It the most significant move on Brexit in politics since Theresa May appointed the Three Musketeers of Brexit – Boris Johnson, Liam Fox and David Davis – to top cabinet positions.
Chuka Umunna has now pinned his theses to the front door of the Labour’s HQ by announcing that Britain and especially London must stay in the single market and customs union in order to preserve foreign investment and economic activity.
And Umunna has shown real leadership in making clear – politely, in his non-abrasive and inclusive manner – that the endorsement of the Tory-Ukip line that Brexit means leaving the single market and the customs union cannot and should not be sustained as Labour policy once the election is over.
Jeremy Corbyn knows very little about the technical details of Europe. He has subcontracted European policy to lawyers who end up with the self-contradictory policy of wanting the benefits of the single market (they’re unsure on the customs union) while advocating putting up barriers to fellow European citizens living or working here.
Corbyn’s statement that free movement will  end and be replaced by “managed migration” is Labour’s version of Boris Johnson’s having your cake and eating it. This is what all Labour’s sister parties in Europe have rejected – namely that the UK can cherry-pick the bits of Europe it wants but have an exception on other common rules and laws the EU27 agree to live by.
Now Umanna and other London Labour MPs have cut that Gordian knot by recalling Nye Bevan’s maxim that the “language of priorities is the religion of socialism.”
Umunna is prioritising jobs, investment, trade, and the economy over the obsession with immigration. Four per cent of Ireland’s population is Polish, a far higher share of the Irish population than the Poles in Britain. 1.2 million Romanians live and work in Spain, which has a population of 38 million. You can scour the Irish or Spanish press or read all the speeches of Irish and Spanish politicians and you will not find the kind of ranting hate against European citizens in our midst that has been the norm in England this century.
Enoch Powell elevated anti-immigrant populism to the top of the political agenda nearly five decades ago.

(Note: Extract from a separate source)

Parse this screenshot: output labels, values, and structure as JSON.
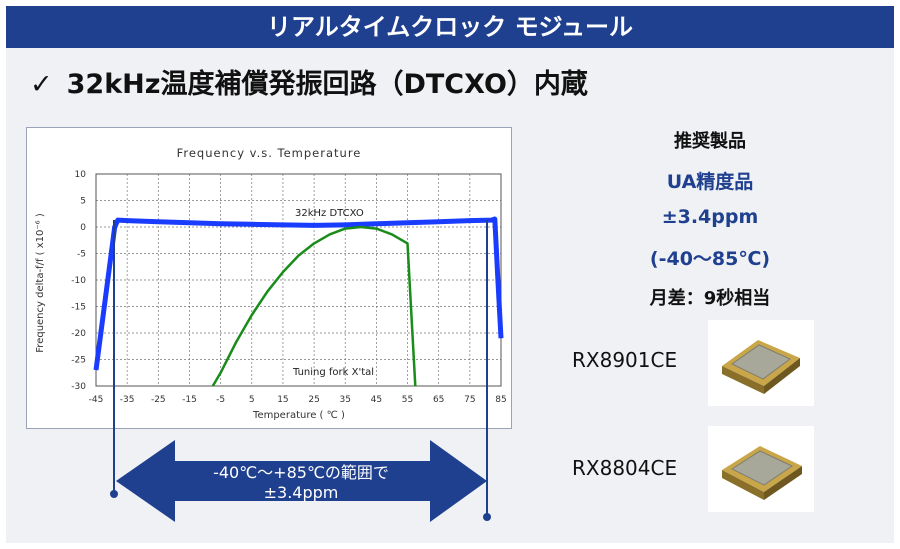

It was stamped on hard by the political and media class but once the immigrants became white Catholic Europeans from the late nineties onwards it was possible to use all the Powellite tropes again – and every Conservative leader from William Hague onwards did so, with increasing support from the Europhobe press.
In short, the hate against immigrants that won the Brexit vote last June is a made-in-England political project that other countries with far more European immigrants have avoided.
Instead of falling into the Ukip-Tory trap of aping their demands for physical Cold War era controls on citizens of 27 EU member states like work and residence permits, seasonal or regional allocations or cruelly saying a worker cannot live with a spouse and children, Umunna is pointing out that there are many ways within single market rules to control immigration.
The best way is to promote jobs for British citizens. Freedom of movement does not apply to state employment. But Britain refuses to train enough doctors, nurses and other medical staff so 140,000 Europeans work in the NHS and care sectors looking after us.
Identity cards are the uncontroversial norm in all EU member states, some with much stronger libertarian traditions than we have, and their existence ensures an employer cannot hire someone without knowing who he she is. The EU directive on agency workers could be rigorously enforced to stop the mass hiring of Eastern European workers via gangmaster employment agencies.
It is perfectly permissible to limit access to benefits until such time as a newly arrived worker has made appropriate contributions and, as Chuka Umunna pointed out on the Today programme, it is legal under EU rules to deport someone who has not found work after three months.
If Nick Timothy gets his way and Theresa May adopts an Erdington vision of workplace relations after the election, he will know that trade unions in Birmingham’s metal-bashing industries played a key role in partnership with employers in hiring practices and sought to help local workers in their communities.
These internal controls on immigration can be put in place in full conformity with staying in the single market. Chuka Umunna has shown real intellectual and political leadership. He almost certainly speaks for many more Labour MPs than dare join him now, for all LibDem and SNP MPs and for more Tory MPs who also realise that leaving the Single Market and Customs Union is quite crazy but do not yet know how to say so in public.
Denis MacShane is the UK’s former Minister of Europe and a Senior Advisor at Avisa Partners.